During our presentation, Dr Roger noted that a predictor for Organic Matter would be very valuable, and also concluded Delta Front has some igneous components to it, contradicting the rock type on all Delta Front samples which says they are sedimentary.
## Analysis: Question 3 (Provide short name)
### Question being asked
_Provide in natural language a statement of what question you're trying to answer_
The data in pixl is represented by percentages. Is log scaling pixl better for clustering and PCA?
### Data Preparation
_Provide in natural language a description of the data you are using for this analysis_
_Include a step-by-step description of how you prepare your data for analysis_
_If you're re-using dataframes prepared in another section, re-state what data you're using_
```{r, result03_data}
# Include all data processing code (if necessary), clearly commented
#First replace 0.0 entries with 0.00001 so they don't scale to inf
pixl.matrix[pixl.matrix == 0] <- 0.00001
#Apply log10 to every entry in pixl.matrix & get new scaled df
pixl.scaled <- log10(pixl.matrix)
```
### Analysis methods used
_Describe in natural language a statement of the analysis you're trying to do_
First, how does clustering differ between pixl.matrix and pixl.scaled?

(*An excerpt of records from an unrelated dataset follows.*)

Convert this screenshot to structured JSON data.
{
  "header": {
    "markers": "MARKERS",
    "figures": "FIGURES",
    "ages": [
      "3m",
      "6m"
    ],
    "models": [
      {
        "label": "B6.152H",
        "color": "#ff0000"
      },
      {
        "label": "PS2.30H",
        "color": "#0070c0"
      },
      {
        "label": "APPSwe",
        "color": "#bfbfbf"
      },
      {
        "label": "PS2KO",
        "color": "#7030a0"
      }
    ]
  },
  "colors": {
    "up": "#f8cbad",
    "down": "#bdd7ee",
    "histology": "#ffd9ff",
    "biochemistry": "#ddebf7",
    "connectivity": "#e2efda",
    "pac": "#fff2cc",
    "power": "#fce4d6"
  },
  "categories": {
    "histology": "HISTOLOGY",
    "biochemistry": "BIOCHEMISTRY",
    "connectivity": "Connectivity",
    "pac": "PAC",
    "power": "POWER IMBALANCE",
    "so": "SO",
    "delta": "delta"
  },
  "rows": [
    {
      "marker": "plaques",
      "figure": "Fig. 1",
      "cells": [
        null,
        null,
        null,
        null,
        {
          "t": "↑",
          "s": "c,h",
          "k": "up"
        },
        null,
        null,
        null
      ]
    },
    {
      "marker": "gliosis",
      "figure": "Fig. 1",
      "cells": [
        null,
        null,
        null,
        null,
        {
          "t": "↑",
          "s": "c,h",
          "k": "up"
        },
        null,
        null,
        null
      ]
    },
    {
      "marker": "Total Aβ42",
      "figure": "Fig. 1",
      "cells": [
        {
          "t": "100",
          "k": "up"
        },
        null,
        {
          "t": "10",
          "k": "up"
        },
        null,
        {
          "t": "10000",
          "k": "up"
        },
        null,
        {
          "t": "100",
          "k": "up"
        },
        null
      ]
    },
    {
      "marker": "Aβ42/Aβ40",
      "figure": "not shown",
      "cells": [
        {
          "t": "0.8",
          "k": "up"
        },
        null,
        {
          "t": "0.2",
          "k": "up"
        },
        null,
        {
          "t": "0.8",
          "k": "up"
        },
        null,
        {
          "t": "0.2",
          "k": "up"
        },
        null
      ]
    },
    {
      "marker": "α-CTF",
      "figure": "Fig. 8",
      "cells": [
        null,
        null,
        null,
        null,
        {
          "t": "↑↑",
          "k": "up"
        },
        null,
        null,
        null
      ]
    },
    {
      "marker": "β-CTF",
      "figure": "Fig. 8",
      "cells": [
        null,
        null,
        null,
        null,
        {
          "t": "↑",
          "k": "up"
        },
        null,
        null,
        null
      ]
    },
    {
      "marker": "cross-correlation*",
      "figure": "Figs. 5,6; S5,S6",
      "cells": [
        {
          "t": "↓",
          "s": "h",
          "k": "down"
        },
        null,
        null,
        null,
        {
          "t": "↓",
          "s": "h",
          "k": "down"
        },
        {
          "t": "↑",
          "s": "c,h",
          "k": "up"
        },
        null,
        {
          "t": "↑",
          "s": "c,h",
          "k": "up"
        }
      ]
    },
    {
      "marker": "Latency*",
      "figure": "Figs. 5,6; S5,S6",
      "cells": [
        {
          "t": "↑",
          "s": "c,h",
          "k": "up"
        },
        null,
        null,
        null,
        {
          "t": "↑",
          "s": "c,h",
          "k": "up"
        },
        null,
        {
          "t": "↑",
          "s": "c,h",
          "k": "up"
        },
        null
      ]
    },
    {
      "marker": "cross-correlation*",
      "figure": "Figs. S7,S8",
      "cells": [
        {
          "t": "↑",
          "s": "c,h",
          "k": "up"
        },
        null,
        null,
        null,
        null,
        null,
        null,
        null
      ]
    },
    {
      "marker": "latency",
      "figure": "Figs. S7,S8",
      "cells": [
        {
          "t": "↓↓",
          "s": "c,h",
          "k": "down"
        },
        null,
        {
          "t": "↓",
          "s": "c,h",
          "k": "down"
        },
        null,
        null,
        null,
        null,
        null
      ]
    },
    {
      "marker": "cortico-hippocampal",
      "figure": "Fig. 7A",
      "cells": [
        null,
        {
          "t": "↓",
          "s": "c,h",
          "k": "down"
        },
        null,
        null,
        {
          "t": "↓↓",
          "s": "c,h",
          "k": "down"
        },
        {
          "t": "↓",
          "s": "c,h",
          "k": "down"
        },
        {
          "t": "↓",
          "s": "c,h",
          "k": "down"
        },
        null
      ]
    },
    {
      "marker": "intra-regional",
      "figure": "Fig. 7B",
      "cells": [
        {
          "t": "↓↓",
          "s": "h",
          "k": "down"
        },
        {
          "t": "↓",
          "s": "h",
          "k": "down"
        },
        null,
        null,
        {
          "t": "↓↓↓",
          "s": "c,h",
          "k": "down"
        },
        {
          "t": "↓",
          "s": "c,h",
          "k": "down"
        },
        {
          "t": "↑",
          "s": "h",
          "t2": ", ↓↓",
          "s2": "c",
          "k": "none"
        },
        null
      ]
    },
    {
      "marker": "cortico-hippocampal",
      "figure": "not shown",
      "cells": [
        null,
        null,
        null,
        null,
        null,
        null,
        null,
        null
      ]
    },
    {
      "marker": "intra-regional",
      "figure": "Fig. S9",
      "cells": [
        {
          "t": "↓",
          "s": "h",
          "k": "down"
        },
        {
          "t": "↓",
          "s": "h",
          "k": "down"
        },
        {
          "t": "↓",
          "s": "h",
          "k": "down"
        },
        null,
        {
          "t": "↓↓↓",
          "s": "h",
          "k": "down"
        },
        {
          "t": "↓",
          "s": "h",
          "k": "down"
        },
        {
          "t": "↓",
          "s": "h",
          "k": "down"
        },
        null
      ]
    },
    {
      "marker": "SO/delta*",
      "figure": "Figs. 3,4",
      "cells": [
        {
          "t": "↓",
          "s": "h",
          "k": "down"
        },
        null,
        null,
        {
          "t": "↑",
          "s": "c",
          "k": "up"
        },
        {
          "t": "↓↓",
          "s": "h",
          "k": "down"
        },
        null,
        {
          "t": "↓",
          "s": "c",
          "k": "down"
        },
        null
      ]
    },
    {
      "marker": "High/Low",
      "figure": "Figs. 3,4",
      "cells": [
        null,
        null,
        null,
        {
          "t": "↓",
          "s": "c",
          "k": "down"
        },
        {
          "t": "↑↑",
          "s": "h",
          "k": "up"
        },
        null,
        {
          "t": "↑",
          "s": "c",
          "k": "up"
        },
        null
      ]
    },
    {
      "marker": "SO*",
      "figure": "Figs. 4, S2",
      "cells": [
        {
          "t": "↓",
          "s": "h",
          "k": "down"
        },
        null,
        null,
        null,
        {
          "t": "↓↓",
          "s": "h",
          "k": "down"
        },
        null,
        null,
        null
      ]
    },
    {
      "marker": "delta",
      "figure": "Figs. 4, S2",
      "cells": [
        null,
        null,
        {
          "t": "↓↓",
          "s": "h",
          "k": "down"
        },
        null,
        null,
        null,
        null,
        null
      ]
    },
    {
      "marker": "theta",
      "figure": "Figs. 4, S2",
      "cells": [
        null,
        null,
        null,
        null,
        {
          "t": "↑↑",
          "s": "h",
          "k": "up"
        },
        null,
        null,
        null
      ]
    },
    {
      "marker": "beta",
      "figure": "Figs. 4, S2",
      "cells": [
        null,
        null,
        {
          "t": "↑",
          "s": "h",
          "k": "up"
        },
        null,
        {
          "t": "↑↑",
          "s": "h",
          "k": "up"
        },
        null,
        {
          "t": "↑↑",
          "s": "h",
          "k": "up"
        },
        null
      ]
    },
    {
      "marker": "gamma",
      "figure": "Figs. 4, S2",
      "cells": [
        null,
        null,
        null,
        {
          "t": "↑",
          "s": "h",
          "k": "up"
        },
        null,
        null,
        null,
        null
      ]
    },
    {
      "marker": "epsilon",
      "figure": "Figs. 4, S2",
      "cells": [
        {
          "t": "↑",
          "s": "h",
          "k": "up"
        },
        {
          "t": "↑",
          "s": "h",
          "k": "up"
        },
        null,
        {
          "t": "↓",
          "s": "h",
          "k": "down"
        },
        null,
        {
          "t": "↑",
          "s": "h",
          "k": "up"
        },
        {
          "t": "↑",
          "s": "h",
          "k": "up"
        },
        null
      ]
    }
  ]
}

_Provide clearly commented analysis code; include code for tables and figures!_
```{r, result03_analysis}
# Include all analysis code, clearly commented
# If not possible, screen shots are acceptable.
# If your contributions included things that are not done in an R-notebook,
# (e.g. researching, writing, and coding in Python), you still need to do
# this status notebook in R. Describe what you did here and put any products
# that you created in github. If you are writing online documents (e.g. overleaf
# or google docs), you can include links to the documents in this notebook
# instead of actual text.
#Create an elbow plot for both pixl.matrix & pixl.scaled
wssplot(pixl.matrix, nc=8, seed=14, 'Unscaled')
wssplot(pixl.scaled, nc=8, seed=14, "Scaled")
#Do kmeans for both matrices
unscaled.kmeans <- kmeans(pixl.matrix, 3)
scaled.kmeans <- kmeans(pixl.scaled, 3)
#Produce heatmaps for both
pheatmap(unscaled.kmeans$centers, scale="none", main="Unscaled Pixl")
pheatmap(scaled.kmeans$centers, scale="none", main="Scaled Pixl")
#Do pca for both matrices
unscaled.pca <- prcomp(pixl.matrix)
scaled.pca <- prcomp(pixl.scaled)
#Make biplots
unscaled.plot <- ggbiplot::ggbiplot(unscaled.pca,
labels = pixl.df$type,
groups = as.factor(unscaled.kmeans$cluster)) +
ggtitle("Unscaled Pixl")
scaled.plot <- ggbiplot::ggbiplot(scaled.pca,
labels = pixl.df$type,
groups = as.factor(scaled.kmeans$cluster)) +
ggtitle("Scaled Pixl")
#ggplotly(unscaled.plot)
#ggplotly(scaled.plot)
pheatmap(pixl.scaled, scale="none")
```
### Discussion of results
_Provide in natural language a clear discussion of your observations._
Both elbow plots suggest 3 clusters as the best choice, however the "quality" value for the unscaled data is much higher than with the scaled data. - update: quality matters relatively, not absolutely. Thus this point is unimportant
Looking at the two biplots, the most influential features are totally different. For unscaled, the samples appear more spread out and the features appear more balanced than for the scaled biplot.
My suggestion is to not cluster using a log10 scaled pixl matrix from the above observations.
## Summary and next steps
_Provide in natural language a clear summary and your proposed next steps._
I scaled a copy of the pixl matrix, and then compared the two through a series of analysis. My conclusion is the scaled copy is not as good for clustering and PCA.
Next steps involve looking at other solutions for scaling, including scale() and the logscale function I made.
We concluded pixl should not be scaled.
Potential organic matter predictor.
I will continue exploring the differences between campaigns and implementing these features into the 2d app.